EDUCATION / Reading and the classroom: Issues, people
and trends

Two Will Share Honors as Top Superintendent in the State

The administrators--from the adjoining Saddleback and Capistrano districts--are known for friendly competitiveness and a 'passion for education.'


Unable to decide which school official they should pick for their most prestigious professional award, delegates from 20 state regions of the Assn. of California School Administrators last week did something they've never done in 29 years of voting: They gave it to two people.

Peter Hartman, superintendent of the Saddleback Unified School District, and James Fleming, superintendent of the Capistrano Unified School District, were tied in the voting, and on Wednesday both were selected as California Superintendent of the Year. And even though rules allow for only one candidate, the association will flout the conventions and submit both men's names in a national competition to decide the country's best superintendent.

"The thinking was this: It just wouldn't have been fair to have to pick just one candidate," said Bob Wells, executive director of the association. "We'd be selling the other one short. So why not pick both? Seems like a reasonable solution to a deadlocked election to me."

The candidates have an unusual amount in common. The two manage adjoining school districts that share some of the same communities. Both have stood watch as their districts have undergone drastic and similar demographic changes in the last decade. And often, even when they aren't having dinner together, they eat at the same restaurants.

Sometimes they even steal teachers and administrators from each other. Barbara Smith worked for a decade as a principal under Hartman, but left to work for Fleming, eventually as his second in command.

"I have the best of both worlds. I have two of the best mentors around, if anything because the two have this friendly competition going, and . . . maybe they were trying to see who was the better mentor," said Smith, now superintendent for the San Rafael City School District in the San Francisco Bay Area.

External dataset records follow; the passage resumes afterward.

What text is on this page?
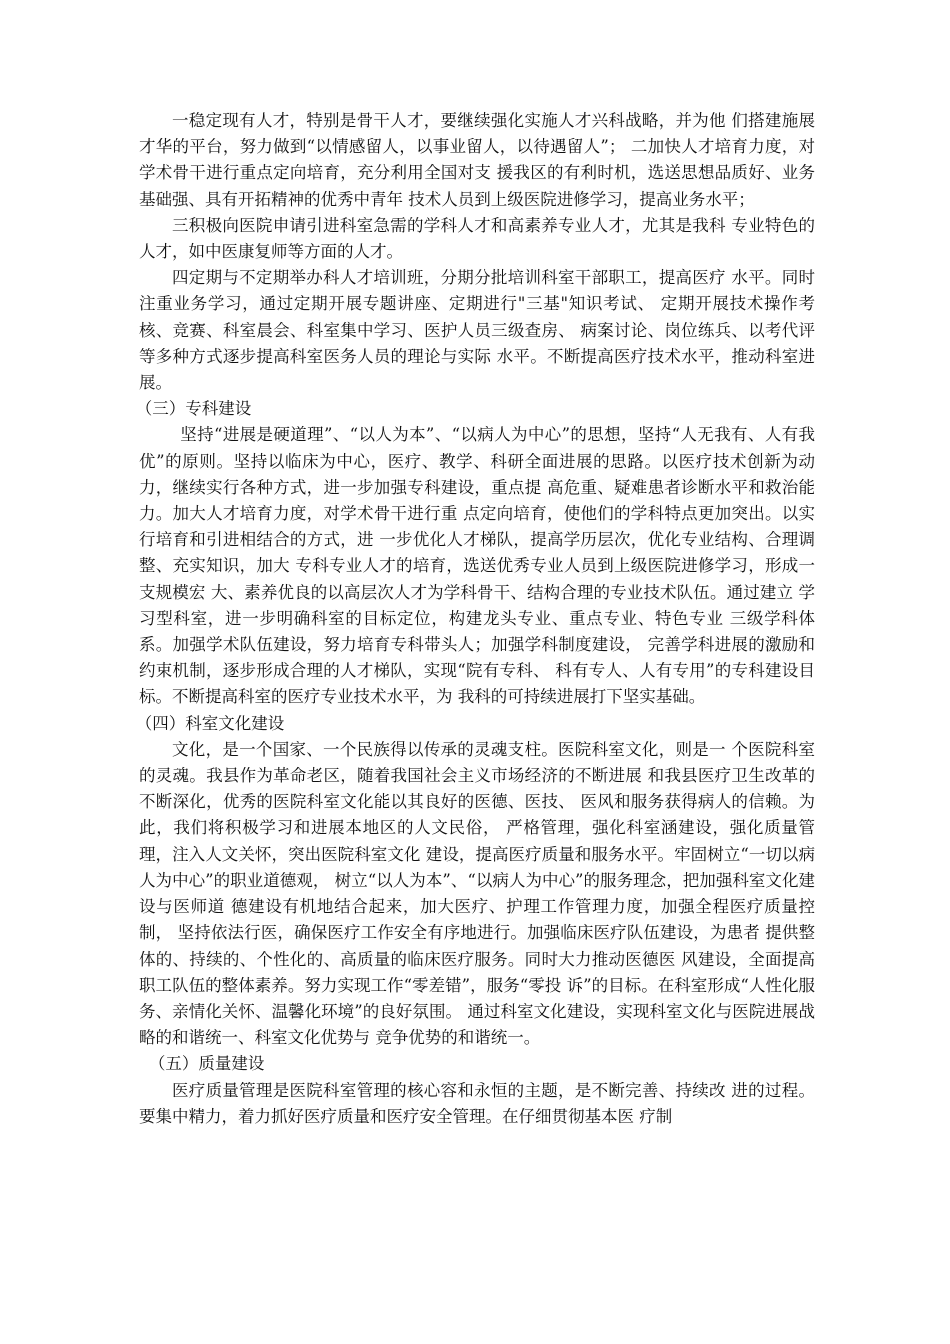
一稳定现有人才，特别是骨干人才，要继续强化实施人才兴科战略，并为他 们搭建施展才华的平台，努力做到“以情感留人，以事业留人，以待遇留人”； 二加快人才培育力度，对学术骨干进行重点定向培育，充分利用全国对支 援我区的有利时机，选送思想品质好、业务基础强、具有开拓精神的优秀中青年 技术人员到上级医院进修学习，提高业务水平；

三积极向医院申请引进科室急需的学科人才和高素养专业人才，尤其是我科 专业特色的人才，如中医康复师等方面的人才。

四定期与不定期举办科人才培训班，分期分批培训科室干部职工，提高医疗 水平。同时注重业务学习，通过定期开展专题讲座、定期进行"三基"知识考试、 定期开展技术操作考核、竞赛、科室晨会、科室集中学习、医护人员三级查房、 病案讨论、岗位练兵、以考代评等多种方式逐步提高科室医务人员的理论与实际 水平。不断提高医疗技术水平，推动科室进展。

（三）专科建设

坚持“进展是硬道理”、“以人为本”、“以病人为中心”的思想，坚持“人无我有、人有我优”的原则。坚持以临床为中心，医疗、教学、科研全面进展的思路。以医疗技术创新为动力，继续实行各种方式，进一步加强专科建设，重点提 高危重、疑难患者诊断水平和救治能力。加大人才培育力度，对学术骨干进行重 点定向培育，使他们的学科特点更加突出。以实行培育和引进相结合的方式，进 一步优化人才梯队，提高学历层次，优化专业结构、合理调整、充实知识，加大 专科专业人才的培育，选送优秀专业人员到上级医院进修学习，形成一支规模宏 大、素养优良的以高层次人才为学科骨干、结构合理的专业技术队伍。通过建立 学习型科室，进一步明确科室的目标定位，构建龙头专业、重点专业、特色专业 三级学科体系。加强学术队伍建设，努力培育专科带头人；加强学科制度建设， 完善学科进展的激励和约束机制，逐步形成合理的人才梯队，实现“院有专科、 科有专人、人有专用”的专科建设目标。不断提高科室的医疗专业技术水平，为 我科的可持续进展打下坚实基础。

（四）科室文化建设

文化，是一个国家、一个民族得以传承的灵魂支柱。医院科室文化，则是一 个医院科室的灵魂。我县作为革命老区，随着我国社会主义市场经济的不断进展 和我县医疗卫生改革的不断深化，优秀的医院科室文化能以其良好的医德、医技、 医风和服务获得病人的信赖。为此，我们将积极学习和进展本地区的人文民俗， 严格管理，强化科室涵建设，强化质量管理，注入人文关怀，突出医院科室文化 建设，提高医疗质量和服务水平。牢固树立“一切以病人为中心”的职业道德观， 树立“以人为本”、“以病人为中心”的服务理念，把加强科室文化建设与医师道 德建设有机地结合起来，加大医疗、护理工作管理力度，加强全程医疗质量控制， 坚持依法行医，确保医疗工作安全有序地进行。加强临床医疗队伍建设，为患者 提供整体的、持续的、个性化的、高质量的临床医疗服务。同时大力推动医德医 风建设，全面提高职工队伍的整体素养。努力实现工作“零差错”，服务“零投 诉”的目标。在科室形成“人性化服务、亲情化关怀、温馨化环境”的良好氛围。 通过科室文化建设，实现科室文化与医院进展战略的和谐统一、科室文化优势与 竞争优势的和谐统一。

（五）质量建设

医疗质量管理是医院科室管理的核心容和永恒的主题，是不断完善、持续改 进的过程。要集中精力，着力抓好医疗质量和医疗安全管理。在仔细贯彻基本医 疗制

"I'm really not surprised both of them got the award. I think they are better off from having the other around. They both have a passion for education that goes beyond the borders of their district."

The two talk at least five times a week, have dinner every two, and carpool when they go on school-related trips.

In some ways, the two districts are like one, managed by two, colleagues say. Often the superintendents are spotted on the phone, bouncing ideas off each other, or comparing the latest test scores.

Fleming, known for his communication skills, manages a district of 44 schools, and Hartman, known as a financial whiz, manages a district of 37. All told, the two oversee about 80,000 students.

"There really is a good competitiveness between us," Fleming, 57, said. "He'll call me up and say, 'Hey, look at our SAT scores,' and I have to say 'Ah, I guess we'll get you on the Stanford 9s.' He definitely helps me be a better [superintendent]."

Hartman, 63, agrees. "I think we both have a lot of experiences to [share]. He worked in Florida. I worked in New Jersey. Together we have a lot to talk about. We are both aggressive, too, but we benefit from that."

The two will officially accept the award together Dec. 1 in Long Beach at a superintendents association lunch.

Wells said having co-winners is awkward, but that makes it all the more meaningful. He said one reason the association decided to give the award to two people is that each candidate was willing to let the other take the prize.